Ellen Teague surveyed the dire consequences for the poor in various areas due to increased flooding, desertification, displacement of populations, hillside denudation especially after deforestation, retreat of glaciers, contamination of fresh water by rising sea levels, spread of disease and insect infestation, e.g. locusts. Production of bio-fuels sometimes threatens food security.
Energy - new nuclear? Tim Cooper of CEL presented the case against, Peter Wilson defended. There was little other support for new nuclear power stations; however, the depth of opposition varied widely, at one extreme conditional upon reduced overall energy demand, at the other absolute and favouring direct action if all else failed to prevent construction. The chief objections are that nuclear energy would permit continuing extravagance, that expenditure on it would deprive renewable development of resources, that the wastes presents excessive risks for the future, and as always that Chernobyl sets a precedent; it seems remarkably difficult to drive home the point that other reactor types lack the peculiar vulnerability which made such an accident possible.
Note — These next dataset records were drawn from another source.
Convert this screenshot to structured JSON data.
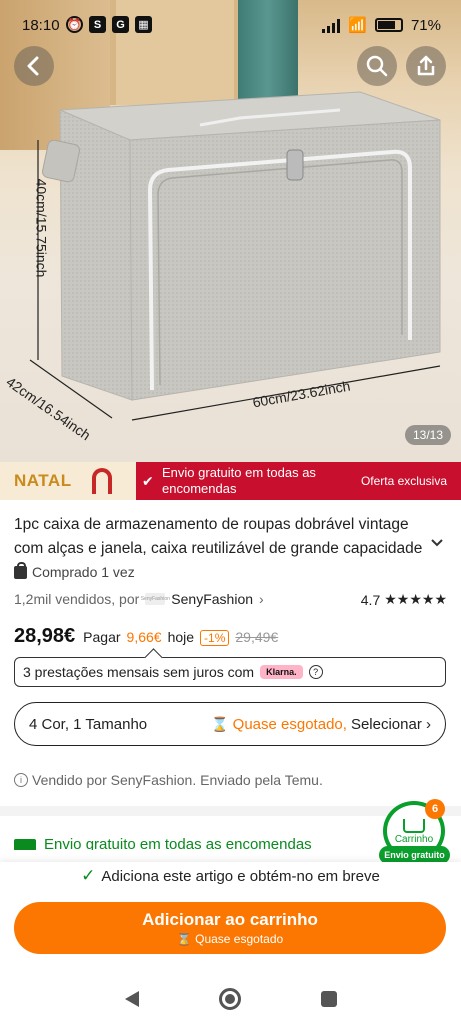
{
  "status_bar": {
    "time": "18:10",
    "battery": "71%"
  },
  "hero": {
    "dimension_height": "40cm/15.75inch",
    "dimension_depth": "42cm/16.54inch",
    "dimension_width": "60cm/23.62inch",
    "page_indicator": "13/13"
  },
  "promo": {
    "natal": "NATAL",
    "message": "Envio gratuito em todas as encomendas",
    "offer": "Oferta exclusiva"
  },
  "product": {
    "title": "1pc caixa de armazenamento de roupas dobrável vintage com alças e janela, caixa reutilizável de grande capacidade",
    "bought": "Comprado 1 vez",
    "sold_count": "1,2mil vendidos, por",
    "shop_logo": "SenyFashion",
    "shop_name": "SenyFashion",
    "rating": "4.7",
    "stars": "★★★★★",
    "price": "28,98€",
    "pay_label": "Pagar",
    "pay_value": "9,66€",
    "pay_when": "hoje",
    "discount": "-1%",
    "old_price": "29,49€"
  },
  "klarna": {
    "text": "3 prestações mensais sem juros com",
    "badge": "Klarna."
  },
  "variant": {
    "label": "4 Cor, 1 Tamanho",
    "stock": "Quase esgotado,",
    "select": "Selecionar"
  },
  "sold_by": "Vendido por SenyFashion. Enviado pela Temu.",
  "shipping_row": "Envio gratuito em todas as encomendas",
  "cart": {
    "count": "6",
    "label": "Carrinho",
    "badge": "Envio gratuito"
  },
  "bottom": {
    "confirm": "Adiciona este artigo e obtém-no em breve",
    "add_label": "Adicionar ao carrinho",
    "add_sub": "Quase esgotado"
  },
  "colors": {
    "accent": "#fb7701",
    "green": "#0a8a1f",
    "promo_red": "#c8102e"
  }
}
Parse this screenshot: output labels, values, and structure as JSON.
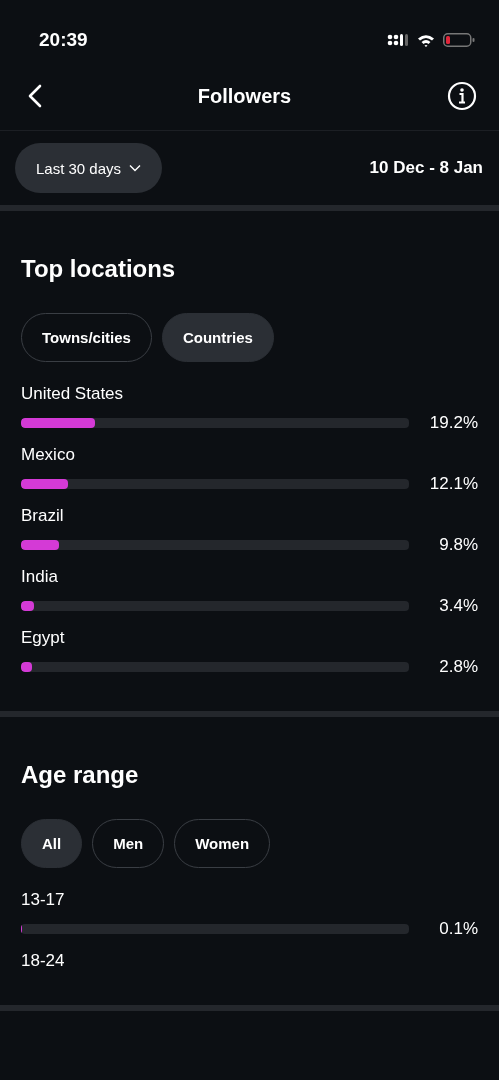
{
  "status_bar": {
    "time": "20:39"
  },
  "header": {
    "title": "Followers"
  },
  "filter": {
    "period": "Last 30 days",
    "date_range": "10 Dec - 8 Jan"
  },
  "sections": [
    {
      "title": "Top locations",
      "tabs": [
        {
          "label": "Towns/cities",
          "selected": false
        },
        {
          "label": "Countries",
          "selected": true
        }
      ],
      "rows": [
        {
          "label": "United States",
          "level": 0.192,
          "value": "19.2%"
        },
        {
          "label": "Mexico",
          "level": 0.121,
          "value": "12.1%"
        },
        {
          "label": "Brazil",
          "level": 0.098,
          "value": "9.8%"
        },
        {
          "label": "India",
          "level": 0.034,
          "value": "3.4%"
        },
        {
          "label": "Egypt",
          "level": 0.028,
          "value": "2.8%"
        }
      ]
    },
    {
      "title": "Age range",
      "tabs": [
        {
          "label": "All",
          "selected": true
        },
        {
          "label": "Men",
          "selected": false
        },
        {
          "label": "Women",
          "selected": false
        }
      ],
      "rows": [
        {
          "label": "13-17",
          "level": 0.001,
          "value": "0.1%"
        },
        {
          "label": "18-24"
        }
      ]
    }
  ]
}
Long-term fuel supply was also a concern, but discharged fuel from present reactors contained only 3% real waste and the rest, together with the enormous stocks of depleted and recovered uranium, could be used many times more effectively in fast reactors.
Greening our parishes was presented by Jo Rathbone of EcoCongregation, with aids and check-lists for parishes to assess and improve their green credentials with specific respect to worship and teaching, practical management, and co-operation with other organisations. "Signing up to green energy" was recommended, but its advocates now acknowledge that it expresses a wish and cannot reduce an actual carbon footprint - the more so since it seems that already, more green energy is purportedly sold than generated.
The closing session reiterated that the basic problem was in economics, and that a drastic reappraisal of attitudes and expectations would be necessary to attain anything like sustainability and justice for the poor of the world.